# FAO ViperLover.



## Josh-sama (Sep 26, 2008)

_Probably not my place to be making such a statement, as I in no way have a DWA Exotic, or have plans to._

James. Seriously, you're 16, same age as me and you're quite determined in become a DWA licence holder & hobbyist. I'm the same (Except with normal exotics LOL) I'm 16 (Well, 2 weeks off.) and I used to be like you, really eager with questions, repeating advice without knowing what the hell I was on about.

Know where it got me?
Being continuously bashed, flamed and abused!

So seriously mate, take in advice people have been giving you the past few weeks. To quote someones post:
*
It won't be the TV & Internet stars mentoring you and helping you in time of need when you want to go for this DWA and have it all in place. It'll be the members of the DWA section on this forum*.

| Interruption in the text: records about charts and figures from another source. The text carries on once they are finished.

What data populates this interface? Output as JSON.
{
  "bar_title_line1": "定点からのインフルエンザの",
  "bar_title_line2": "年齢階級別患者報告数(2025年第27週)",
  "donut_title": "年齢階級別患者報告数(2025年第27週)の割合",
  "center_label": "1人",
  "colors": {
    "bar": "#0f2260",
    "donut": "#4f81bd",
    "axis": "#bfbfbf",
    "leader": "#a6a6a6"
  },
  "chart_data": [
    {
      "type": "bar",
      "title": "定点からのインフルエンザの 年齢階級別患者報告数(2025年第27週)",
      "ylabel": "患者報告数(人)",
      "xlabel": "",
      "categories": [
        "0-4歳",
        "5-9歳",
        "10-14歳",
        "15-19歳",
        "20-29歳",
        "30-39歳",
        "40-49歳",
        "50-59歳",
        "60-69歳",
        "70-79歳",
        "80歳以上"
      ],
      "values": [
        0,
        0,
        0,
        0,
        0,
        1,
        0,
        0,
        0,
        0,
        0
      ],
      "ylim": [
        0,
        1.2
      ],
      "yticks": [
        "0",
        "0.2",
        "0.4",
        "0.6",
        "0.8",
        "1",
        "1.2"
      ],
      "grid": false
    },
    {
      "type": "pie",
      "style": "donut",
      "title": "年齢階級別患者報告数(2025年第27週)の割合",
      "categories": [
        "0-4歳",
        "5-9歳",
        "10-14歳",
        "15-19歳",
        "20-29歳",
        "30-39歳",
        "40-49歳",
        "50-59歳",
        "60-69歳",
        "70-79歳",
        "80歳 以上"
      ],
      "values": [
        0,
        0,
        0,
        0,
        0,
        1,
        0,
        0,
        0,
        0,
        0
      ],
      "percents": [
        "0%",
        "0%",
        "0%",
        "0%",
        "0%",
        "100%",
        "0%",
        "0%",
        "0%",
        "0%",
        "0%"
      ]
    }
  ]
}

Take it from someone who's been in the same shoes as you and seriously back down from it all mate. I mean, you don't even own a snake. Maybe you should focus on that, before diving straight into the pit full of things which will kill you.

/rant.


----------



## Josh-sama (Sep 26, 2008)

Really think this should be read by you James.


----------



## SiUK (Feb 15, 2007)

I would imagine it has been, I also think that it should of been a PM and not a thread.


----------



## kenneally1 (Feb 17, 2009)

SiUK said:


> I would imagine it has been, I also think that it should of been a PM and not a thread.


 
spot on Si !


----------



## ViperLover (Jun 7, 2009)

I appreciate the advise...Thankyou.


But this should've been a PM....I am disappointed you've posted my dirty washing on the forum.

Mods, Lock this thread please. Thankyou


----------



## ViperLover (Jun 7, 2009)

SiUK said:


> I would imagine it has been, I also think that it should of been a PM and not a thread.


 
Cheers, Si.

Atleast some people stay loyal....Yes, I've taken a hammering for my over-enthusiasm.

But theres no need to post this for all to see.


----------